We ventured into the Mount Field National Park on the promise of seeing some awesome tall trees, a couple of water falls, and the possibility of glow worms. The staff in the Information centre were beyond happy and helpful, and even though much of the National Park was closed due to fires, we could explore the walks we really wanted too.
We set out to walk to Russell Falls, and on the way we made ourselves familiar with where the glow worms could be seen if we returned that night – who would give up an opportunity to see glow worms?
The Russell Falls were stunning, and we had them all to ourselves for a short time. There is something magical about a waterfall. The sound of the rushing water, watching the water fall over the top and spotting the rainbows that the spray makes. No wonder people sit and watch waterfalls for hours
We moved on, and walked to the top of the falls – a few steps were involved, but still an easy walk. Further on we found ourselves on a boardwalk at the Horseshoe falls, and gee what a magnificent water fall it was. I was starting to understand why the walk can take up to four hours – they include the time you spend marvelling at the water falls.
Now, at this point you can turn back to the information centre, but we chose to continue on to the Tall Trees walk and then onto Lady Barron Falls.
We learnt about measuring trees, using angles and maths (love a good maths lesson) and we found one of the tallest tress in the forest. It was close to 80 metres high, standing tall, straight and proud. We learnt about the smaller trees, and how they get a real opportunity to grow when a larger tree falls and take a chunk of the canopy with it.

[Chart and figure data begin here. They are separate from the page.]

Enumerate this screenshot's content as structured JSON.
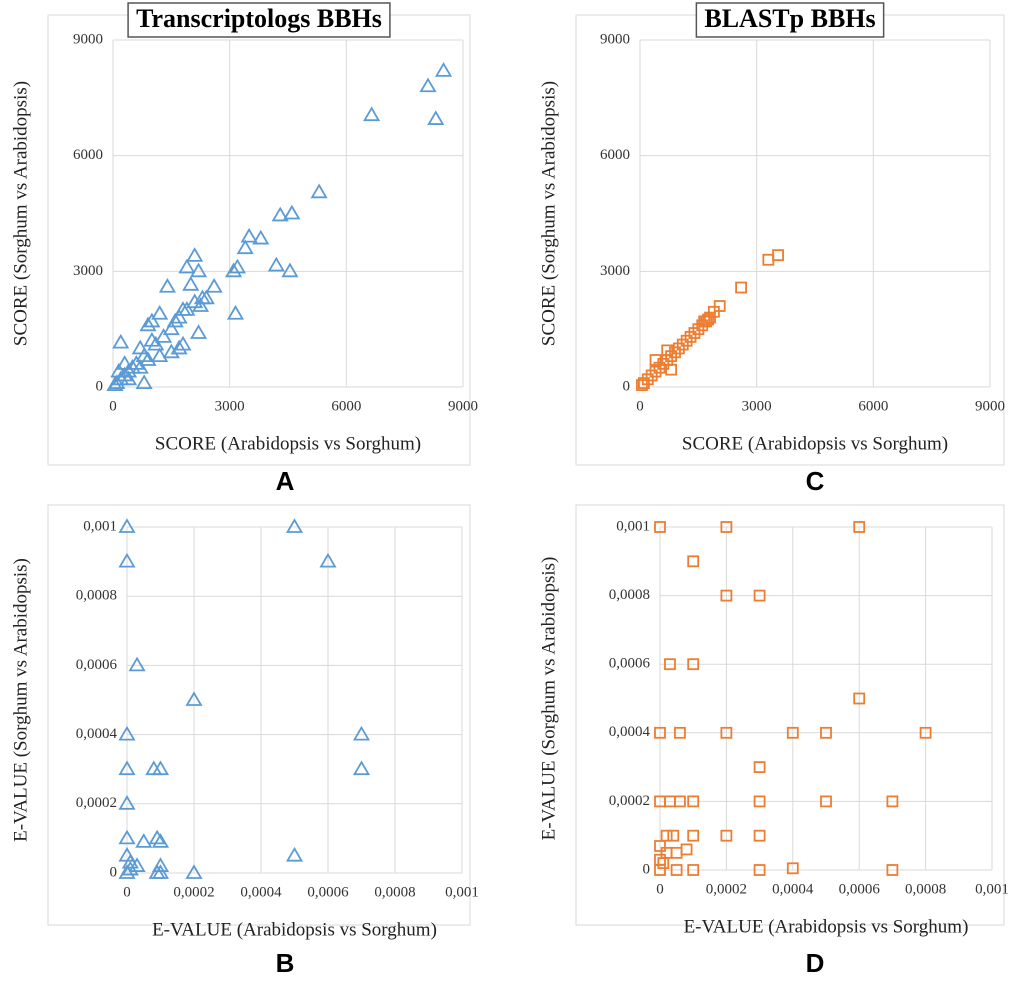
{
  "chart_data": [
    {
      "type": "scatter",
      "title": "Transcriptologs BBHs",
      "panel_label": "A",
      "x_label": "SCORE (Arabidopsis vs Sorghum)",
      "y_label": "SCORE (Sorghum vs Arabidopsis)",
      "xlim": [
        0,
        9000
      ],
      "ylim": [
        0,
        9000
      ],
      "xticks": [
        0,
        3000,
        6000,
        9000
      ],
      "yticks": [
        0,
        3000,
        6000,
        9000
      ],
      "grid": true,
      "series": [
        {
          "color": "#5b9bd5",
          "marker": "triangle",
          "x": [
            8500,
            8100,
            8300,
            6650,
            5300,
            4600,
            4300,
            4550,
            4200,
            3800,
            3500,
            3400,
            3200,
            3100,
            3150,
            2600,
            2300,
            2200,
            2100,
            1900,
            2000,
            2200,
            1800,
            1600,
            1500,
            1400,
            1300,
            1200,
            1100,
            1000,
            900,
            800,
            700,
            600,
            500,
            400,
            300,
            200,
            200,
            100,
            150,
            50,
            800,
            1000,
            1700,
            1900,
            2100,
            1500,
            1700,
            1800,
            1200,
            900,
            700,
            400,
            300,
            2400,
            2250
          ],
          "y": [
            8200,
            7800,
            6950,
            7050,
            5050,
            4500,
            4450,
            3000,
            3150,
            3850,
            3900,
            3600,
            3100,
            3000,
            1900,
            2600,
            2300,
            3000,
            3400,
            3100,
            2650,
            1400,
            2000,
            1700,
            1500,
            2600,
            1300,
            1900,
            1100,
            1700,
            1600,
            800,
            1000,
            600,
            500,
            400,
            300,
            1150,
            200,
            100,
            400,
            50,
            100,
            1200,
            1800,
            2000,
            2200,
            900,
            1000,
            1100,
            800,
            700,
            500,
            200,
            600,
            2300,
            2100
          ]
        }
      ]
    },
    {
      "type": "scatter",
      "panel_label": "B",
      "x_label": "E-VALUE (Arabidopsis vs Sorghum)",
      "y_label": "E-VALUE (Sorghum vs Arabidopsis)",
      "xlim": [
        0,
        0.001
      ],
      "ylim": [
        0,
        0.001
      ],
      "xticks": [
        0,
        {
          "value": 0.0002,
          "label": "0,0002"
        },
        {
          "value": 0.0004,
          "label": "0,0004"
        },
        {
          "value": 0.0006,
          "label": "0,0006"
        },
        {
          "value": 0.0008,
          "label": "0,0008"
        },
        {
          "value": 0.001,
          "label": "0,001"
        }
      ],
      "yticks": [
        0,
        {
          "value": 0.0002,
          "label": "0,0002"
        },
        {
          "value": 0.0004,
          "label": "0,0004"
        },
        {
          "value": 0.0006,
          "label": "0,0006"
        },
        {
          "value": 0.0008,
          "label": "0,0008"
        },
        {
          "value": 0.001,
          "label": "0,001"
        }
      ],
      "grid": true,
      "series": [
        {
          "color": "#5b9bd5",
          "marker": "triangle",
          "x": [
            0,
            0,
            3e-05,
            0.0002,
            0,
            0,
            0,
            8e-05,
            0.0001,
            0,
            9e-05,
            0.0001,
            5e-05,
            0.0005,
            0.0006,
            0.0007,
            0.0007,
            0.0005,
            0.0002,
            0,
            1e-05,
            3e-05,
            0.0001,
            0,
            1e-05,
            9e-05,
            0.0001
          ],
          "y": [
            0.001,
            0.0009,
            0.0006,
            0.0005,
            0.0004,
            0.0003,
            0.0002,
            0.0003,
            0.0003,
            0.0001,
            0.0001,
            9e-05,
            9e-05,
            0.001,
            0.0009,
            0.0004,
            0.0003,
            5e-05,
            0,
            5e-05,
            3e-05,
            2e-05,
            2e-05,
            0,
            1e-05,
            0,
            0
          ]
        }
      ]
    },
    {
      "type": "scatter",
      "title": "BLASTp BBHs",
      "panel_label": "C",
      "x_label": "SCORE (Arabidopsis vs Sorghum)",
      "y_label": "SCORE (Sorghum vs Arabidopsis)",
      "xlim": [
        0,
        9000
      ],
      "ylim": [
        0,
        9000
      ],
      "xticks": [
        0,
        3000,
        6000,
        9000
      ],
      "yticks": [
        0,
        3000,
        6000,
        9000
      ],
      "grid": true,
      "series": [
        {
          "color": "#ed7d31",
          "marker": "square",
          "x": [
            3550,
            3300,
            2600,
            2050,
            1900,
            1800,
            1700,
            1600,
            1500,
            1400,
            1300,
            1200,
            1100,
            1000,
            900,
            800,
            700,
            700,
            600,
            500,
            400,
            300,
            200,
            100,
            50,
            800,
            400,
            1650,
            1750
          ],
          "y": [
            3420,
            3300,
            2580,
            2100,
            1950,
            1800,
            1700,
            1600,
            1500,
            1400,
            1300,
            1200,
            1100,
            1000,
            900,
            800,
            950,
            700,
            600,
            500,
            400,
            300,
            200,
            100,
            50,
            450,
            700,
            1700,
            1750
          ]
        }
      ]
    },
    {
      "type": "scatter",
      "panel_label": "D",
      "x_label": "E-VALUE (Arabidopsis vs Sorghum)",
      "y_label": "E-VALUE (Sorghum vs Arabidopsis)",
      "xlim": [
        0,
        0.001
      ],
      "ylim": [
        0,
        0.001
      ],
      "xticks": [
        0,
        {
          "value": 0.0002,
          "label": "0,0002"
        },
        {
          "value": 0.0004,
          "label": "0,0004"
        },
        {
          "value": 0.0006,
          "label": "0,0006"
        },
        {
          "value": 0.0008,
          "label": "0,0008"
        },
        {
          "value": 0.001,
          "label": "0,001"
        }
      ],
      "yticks": [
        0,
        {
          "value": 0.0002,
          "label": "0,0002"
        },
        {
          "value": 0.0004,
          "label": "0,0004"
        },
        {
          "value": 0.0006,
          "label": "0,0006"
        },
        {
          "value": 0.0008,
          "label": "0,0008"
        },
        {
          "value": 0.001,
          "label": "0,001"
        }
      ],
      "grid": true,
      "series": [
        {
          "color": "#ed7d31",
          "marker": "square",
          "x": [
            0,
            0.0002,
            0.0006,
            0.0001,
            0.0002,
            0.0003,
            3e-05,
            0.0001,
            0.0006,
            0,
            6e-05,
            0.0002,
            0.0004,
            0.0005,
            0.0008,
            0.0003,
            0,
            3e-05,
            6e-05,
            0.0001,
            0.0003,
            0.0005,
            0.0007,
            2e-05,
            4e-05,
            0.0001,
            0.0002,
            0.0003,
            0,
            2e-05,
            5e-05,
            8e-05,
            0,
            1e-05,
            0,
            5e-05,
            0.0001,
            0.0003,
            0.0004,
            0.0007
          ],
          "y": [
            0.001,
            0.001,
            0.001,
            0.0009,
            0.0008,
            0.0008,
            0.0006,
            0.0006,
            0.0005,
            0.0004,
            0.0004,
            0.0004,
            0.0004,
            0.0004,
            0.0004,
            0.0003,
            0.0002,
            0.0002,
            0.0002,
            0.0002,
            0.0002,
            0.0002,
            0.0002,
            0.0001,
            0.0001,
            0.0001,
            0.0001,
            0.0001,
            7e-05,
            5e-05,
            5e-05,
            6e-05,
            3e-05,
            2e-05,
            0,
            0,
            0,
            0,
            5e-06,
            0
          ]
        }
      ]
    }
  ]
}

We got to the Lady Barron Falls, and explored the area a little. We marvelled at the beauty of the falls and the surrounding bush landscape. I think, if nothing else, we have learnt to stop, listen and observe when we go on these walks. Not only so we can catch our breath, but so we can truly experience what we are seeing, appreciate it and embed in into our memories.
We left the Lady Barron falls and followed the path through more tall trees. We saw a few Paddymelons, heard a lot of birds calling and spotted a few lizards. We were feeling quite happy with our walk and the beauty we had seen, until we saw THE STAIRS…..yes, we have since called this walk the Stair Master.
Now we lost count of the stairs, but when they offer a number of platforms with a bench on them, you know that you are in for a climb. Now, let the stairs scare you, but be prepared. The majority of the walk is easy, but I think we felt the stairs more than we normally would, as we had walked a million stairs the day prior – now there is a story for another day!
We returned to the park at about 8.30pm that night to meet up with one of the Rangers and to explore the inhabitants of the park after hours. We saw possums, we saw paddymelons and best of all we saw glow worms. It was so exciting, exploring the national park, in the dark, and to be greeted with the green glow of the worms. To have possums watching us, at eye level, as we walked past them, some carrying their babies on their backs and to see Paddy-melons in large numbers. We were hoping to spot a quall, or even an owl, but we did get to pat a Tassie Devil. Put this place on your list of places to explore.